Music Memory And Michael Foot





Things sometimes come together. We have had the finals of the Leeds Piano Competition at Leeds Town Hall, above, and the media being in a flurry over whether or not Michael Mackintosh Foot, once Leader of the Labour Party was a "bookies runner" for the Soviet KGB. Foot, who loved music, left us in 2010 but it was great to see that Fanny Waterman, founder of the Competition in 1963 is still active.

Leeds Town Hall is a place where I have been several hundred times, the great majority for musical occasions but at others for conferences, big meetings for this and that and at a couple Foot was on stage telling us how he saw it and what should be. This grated on the ears a lot more than the most modern bang bong music.

Wikipedia has a long item on Foot so I do not need to go into all his history, background and career. Born in 1913 he was into politics from day one given his family and their connections. Then when a journalist and political scribbling he became a party "intellectual", stop laughing at the back.

His formative years were those of the 1930's. Eighty years on despite all the sources, now visual as well as written, it is difficult to describe and explain the complexity of the various schools of politics and political thought of that era. Personally, I think for those of the mid 21st Century it is impossible.

It is enough to say that all the various groups, interests, agencies and representative bodies overlapped and connected not only in many ways and in relation to many issues.

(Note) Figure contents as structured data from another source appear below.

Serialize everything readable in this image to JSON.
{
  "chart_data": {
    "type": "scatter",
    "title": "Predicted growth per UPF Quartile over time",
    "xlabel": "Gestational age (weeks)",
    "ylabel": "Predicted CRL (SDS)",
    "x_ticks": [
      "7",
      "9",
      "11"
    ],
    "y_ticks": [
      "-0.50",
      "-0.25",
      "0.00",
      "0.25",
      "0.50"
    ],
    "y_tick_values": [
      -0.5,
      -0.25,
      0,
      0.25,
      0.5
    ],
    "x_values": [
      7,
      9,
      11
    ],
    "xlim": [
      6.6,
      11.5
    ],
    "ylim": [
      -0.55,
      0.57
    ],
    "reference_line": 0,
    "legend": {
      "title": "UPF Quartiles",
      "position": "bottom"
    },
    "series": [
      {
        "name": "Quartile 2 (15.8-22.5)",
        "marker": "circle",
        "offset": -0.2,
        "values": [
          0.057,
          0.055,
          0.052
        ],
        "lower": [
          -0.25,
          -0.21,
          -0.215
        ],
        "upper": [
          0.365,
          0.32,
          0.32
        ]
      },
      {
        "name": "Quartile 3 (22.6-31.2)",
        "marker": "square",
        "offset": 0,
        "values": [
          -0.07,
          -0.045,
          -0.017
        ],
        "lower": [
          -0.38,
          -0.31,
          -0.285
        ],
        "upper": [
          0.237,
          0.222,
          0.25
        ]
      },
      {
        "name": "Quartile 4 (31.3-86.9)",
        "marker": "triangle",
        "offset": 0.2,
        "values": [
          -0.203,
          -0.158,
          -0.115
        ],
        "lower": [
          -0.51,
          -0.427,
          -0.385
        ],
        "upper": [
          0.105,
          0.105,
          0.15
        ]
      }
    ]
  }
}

They were in and out of each other's meetings, demo's, libraries, favoured eating and watering holes, Hyde Park corner etc. etc.. In the London of the 50's it was still like this, despite the Cold War.

Which brings us to Stalin, inevitably, and to a contemporary of Foot, Robert Conquest, born in 1917 at Malvern, with Edward Elgar up the street. See the Wikipedia on Conquest, it was not until the 1960's with his works that the realisation of the terror and vileness of the Stalin regime became wider known. It was known to the UK and USA intelligence services but how much was known to all the political activists at the time?

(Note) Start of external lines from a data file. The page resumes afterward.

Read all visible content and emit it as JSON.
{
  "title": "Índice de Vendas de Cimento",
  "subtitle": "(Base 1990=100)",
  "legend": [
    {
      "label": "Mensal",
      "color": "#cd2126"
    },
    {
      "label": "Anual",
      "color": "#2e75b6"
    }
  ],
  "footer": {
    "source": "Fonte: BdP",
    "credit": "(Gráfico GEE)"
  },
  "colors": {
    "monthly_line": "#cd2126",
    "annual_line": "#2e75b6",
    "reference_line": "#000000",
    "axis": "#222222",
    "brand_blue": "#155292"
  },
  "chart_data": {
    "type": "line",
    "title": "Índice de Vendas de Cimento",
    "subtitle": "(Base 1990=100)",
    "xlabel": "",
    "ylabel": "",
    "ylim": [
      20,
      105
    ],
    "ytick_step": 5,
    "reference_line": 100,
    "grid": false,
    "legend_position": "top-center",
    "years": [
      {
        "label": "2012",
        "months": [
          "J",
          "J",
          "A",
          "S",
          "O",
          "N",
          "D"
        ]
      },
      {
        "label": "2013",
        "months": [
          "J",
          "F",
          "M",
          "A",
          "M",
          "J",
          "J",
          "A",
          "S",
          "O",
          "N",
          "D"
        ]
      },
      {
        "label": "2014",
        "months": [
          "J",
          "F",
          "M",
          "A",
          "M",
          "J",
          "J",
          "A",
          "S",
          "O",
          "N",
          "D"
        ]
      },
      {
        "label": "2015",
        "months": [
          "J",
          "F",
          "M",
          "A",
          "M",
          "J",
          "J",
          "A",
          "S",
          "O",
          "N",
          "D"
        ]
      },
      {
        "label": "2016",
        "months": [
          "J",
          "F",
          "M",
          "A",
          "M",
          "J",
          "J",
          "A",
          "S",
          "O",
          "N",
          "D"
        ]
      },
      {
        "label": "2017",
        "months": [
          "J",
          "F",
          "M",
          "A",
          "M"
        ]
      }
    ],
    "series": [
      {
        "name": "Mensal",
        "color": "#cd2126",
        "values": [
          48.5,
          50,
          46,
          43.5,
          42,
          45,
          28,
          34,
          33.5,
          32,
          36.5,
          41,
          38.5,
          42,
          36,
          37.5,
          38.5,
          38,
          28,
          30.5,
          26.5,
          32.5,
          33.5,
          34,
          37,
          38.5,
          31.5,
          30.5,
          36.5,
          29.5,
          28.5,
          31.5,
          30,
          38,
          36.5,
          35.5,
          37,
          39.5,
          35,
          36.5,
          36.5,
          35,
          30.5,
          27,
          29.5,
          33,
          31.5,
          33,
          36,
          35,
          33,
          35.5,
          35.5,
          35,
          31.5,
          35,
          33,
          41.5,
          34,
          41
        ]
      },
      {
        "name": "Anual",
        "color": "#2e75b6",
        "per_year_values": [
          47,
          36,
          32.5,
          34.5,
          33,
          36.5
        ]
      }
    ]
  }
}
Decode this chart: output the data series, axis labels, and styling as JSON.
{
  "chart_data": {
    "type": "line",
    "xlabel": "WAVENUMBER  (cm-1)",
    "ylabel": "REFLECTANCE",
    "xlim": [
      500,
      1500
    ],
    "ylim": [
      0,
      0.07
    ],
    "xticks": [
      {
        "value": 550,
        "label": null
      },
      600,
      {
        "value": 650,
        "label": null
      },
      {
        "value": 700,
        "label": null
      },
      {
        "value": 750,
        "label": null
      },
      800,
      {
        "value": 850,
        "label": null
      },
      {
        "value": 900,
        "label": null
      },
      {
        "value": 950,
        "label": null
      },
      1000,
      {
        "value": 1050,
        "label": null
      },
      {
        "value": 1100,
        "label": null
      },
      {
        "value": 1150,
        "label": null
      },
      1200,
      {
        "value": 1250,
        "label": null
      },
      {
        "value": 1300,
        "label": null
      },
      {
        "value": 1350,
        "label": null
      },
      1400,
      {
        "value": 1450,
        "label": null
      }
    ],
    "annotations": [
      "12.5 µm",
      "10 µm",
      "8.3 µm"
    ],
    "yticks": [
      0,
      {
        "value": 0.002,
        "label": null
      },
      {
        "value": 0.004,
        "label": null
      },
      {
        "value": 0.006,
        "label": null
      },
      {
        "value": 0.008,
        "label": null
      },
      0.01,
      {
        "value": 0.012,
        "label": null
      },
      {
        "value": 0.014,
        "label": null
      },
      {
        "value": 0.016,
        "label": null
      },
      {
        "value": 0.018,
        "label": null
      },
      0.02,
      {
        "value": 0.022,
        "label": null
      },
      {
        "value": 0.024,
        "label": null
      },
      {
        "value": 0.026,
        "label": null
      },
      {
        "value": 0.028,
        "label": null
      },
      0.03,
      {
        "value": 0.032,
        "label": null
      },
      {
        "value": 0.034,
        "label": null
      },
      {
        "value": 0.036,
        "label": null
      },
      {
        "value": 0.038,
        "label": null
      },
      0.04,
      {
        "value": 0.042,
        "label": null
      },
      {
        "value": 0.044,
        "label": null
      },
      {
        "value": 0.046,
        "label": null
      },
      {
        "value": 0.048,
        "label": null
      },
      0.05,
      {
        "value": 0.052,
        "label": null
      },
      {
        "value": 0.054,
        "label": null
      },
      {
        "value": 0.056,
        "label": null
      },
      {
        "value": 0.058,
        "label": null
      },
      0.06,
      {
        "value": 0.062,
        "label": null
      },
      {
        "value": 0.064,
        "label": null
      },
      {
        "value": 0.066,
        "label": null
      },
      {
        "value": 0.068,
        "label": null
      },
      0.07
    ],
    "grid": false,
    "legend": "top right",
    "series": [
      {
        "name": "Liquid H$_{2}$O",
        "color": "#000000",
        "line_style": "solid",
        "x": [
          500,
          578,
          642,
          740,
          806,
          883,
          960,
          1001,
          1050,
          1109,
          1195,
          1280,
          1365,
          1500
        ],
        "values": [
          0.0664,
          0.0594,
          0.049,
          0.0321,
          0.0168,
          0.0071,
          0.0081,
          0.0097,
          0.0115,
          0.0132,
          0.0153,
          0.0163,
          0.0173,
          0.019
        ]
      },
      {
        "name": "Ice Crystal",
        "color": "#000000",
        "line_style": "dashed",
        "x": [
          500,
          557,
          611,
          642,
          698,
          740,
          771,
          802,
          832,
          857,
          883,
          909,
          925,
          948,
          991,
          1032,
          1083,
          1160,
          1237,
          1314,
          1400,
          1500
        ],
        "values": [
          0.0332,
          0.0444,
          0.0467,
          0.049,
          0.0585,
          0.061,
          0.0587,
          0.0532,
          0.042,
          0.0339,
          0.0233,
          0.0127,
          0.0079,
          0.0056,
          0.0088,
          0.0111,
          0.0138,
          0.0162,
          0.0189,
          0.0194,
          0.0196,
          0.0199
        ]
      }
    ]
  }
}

My opinion of the Left wing groups of the mid 20th Century is that they were a mixed bunch with very different ideals. The workers wanted to keep their jobs, retain the existing industrial economy and have decent pay and conditions, hence the power of the trade unions. Then you have the moderate Labour element, many of them lost Liberals. Along with them were posse's of intellectuals who violently disagreed more than they ever agreed.

Foot was one of these, in an airy fairy land of his own, looking at the Soviet Union as the model for the UK to follow and to ally with. They did not need to attract him or to pay him, He would have done most of it for free and often would pay up some from his own pocket. When and if a Soviet agent now and again came up with a gift who could ever refuse a gesture of generosity?

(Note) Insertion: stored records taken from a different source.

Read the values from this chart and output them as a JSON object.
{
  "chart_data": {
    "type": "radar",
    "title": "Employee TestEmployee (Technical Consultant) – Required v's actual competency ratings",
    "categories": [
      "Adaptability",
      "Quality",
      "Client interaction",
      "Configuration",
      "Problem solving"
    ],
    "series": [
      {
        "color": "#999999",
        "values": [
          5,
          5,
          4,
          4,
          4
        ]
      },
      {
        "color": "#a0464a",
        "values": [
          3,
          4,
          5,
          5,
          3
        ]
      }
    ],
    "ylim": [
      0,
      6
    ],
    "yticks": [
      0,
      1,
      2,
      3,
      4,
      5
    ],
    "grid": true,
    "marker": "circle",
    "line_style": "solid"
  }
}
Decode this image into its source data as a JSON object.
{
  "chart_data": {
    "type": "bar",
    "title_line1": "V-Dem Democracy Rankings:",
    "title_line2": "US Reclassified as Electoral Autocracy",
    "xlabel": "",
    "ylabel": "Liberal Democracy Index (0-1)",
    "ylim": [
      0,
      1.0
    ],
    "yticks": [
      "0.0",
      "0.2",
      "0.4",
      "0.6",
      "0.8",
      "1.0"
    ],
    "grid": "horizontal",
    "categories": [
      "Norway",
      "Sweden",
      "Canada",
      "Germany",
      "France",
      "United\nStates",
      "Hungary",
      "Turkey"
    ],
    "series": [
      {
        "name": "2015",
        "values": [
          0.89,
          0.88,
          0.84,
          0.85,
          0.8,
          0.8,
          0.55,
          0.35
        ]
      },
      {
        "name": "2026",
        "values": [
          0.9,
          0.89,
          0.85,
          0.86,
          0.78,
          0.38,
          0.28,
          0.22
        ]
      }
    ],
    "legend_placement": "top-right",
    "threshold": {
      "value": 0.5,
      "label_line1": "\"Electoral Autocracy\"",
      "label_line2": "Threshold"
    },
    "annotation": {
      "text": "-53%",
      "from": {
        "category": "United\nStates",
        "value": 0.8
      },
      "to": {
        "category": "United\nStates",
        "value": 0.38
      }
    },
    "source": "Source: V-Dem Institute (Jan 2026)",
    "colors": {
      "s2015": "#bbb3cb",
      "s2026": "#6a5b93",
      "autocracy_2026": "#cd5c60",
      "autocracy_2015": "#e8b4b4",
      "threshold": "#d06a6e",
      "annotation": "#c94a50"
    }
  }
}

Especially, if they were a couple free tickets for the Wigmore Hall or the Royal Festival Hall for something very special. I recall the rare visits of orchestras or performers from the East at Leeds, drawing audiences from afar. Much earlier, I was at the performance in 1958 when Van Cliburn, US winner of the Moscow Tchaikovsky Competition was at the Festival Hall.

So was Michael Foot, MI5, MI6 and more or less the entire Soviet embassy senior staff. It was an interesting interval.

1 comment:

  1. I agree - he was in an airy fairy land of his own. Seems to have started a tradition in that respect.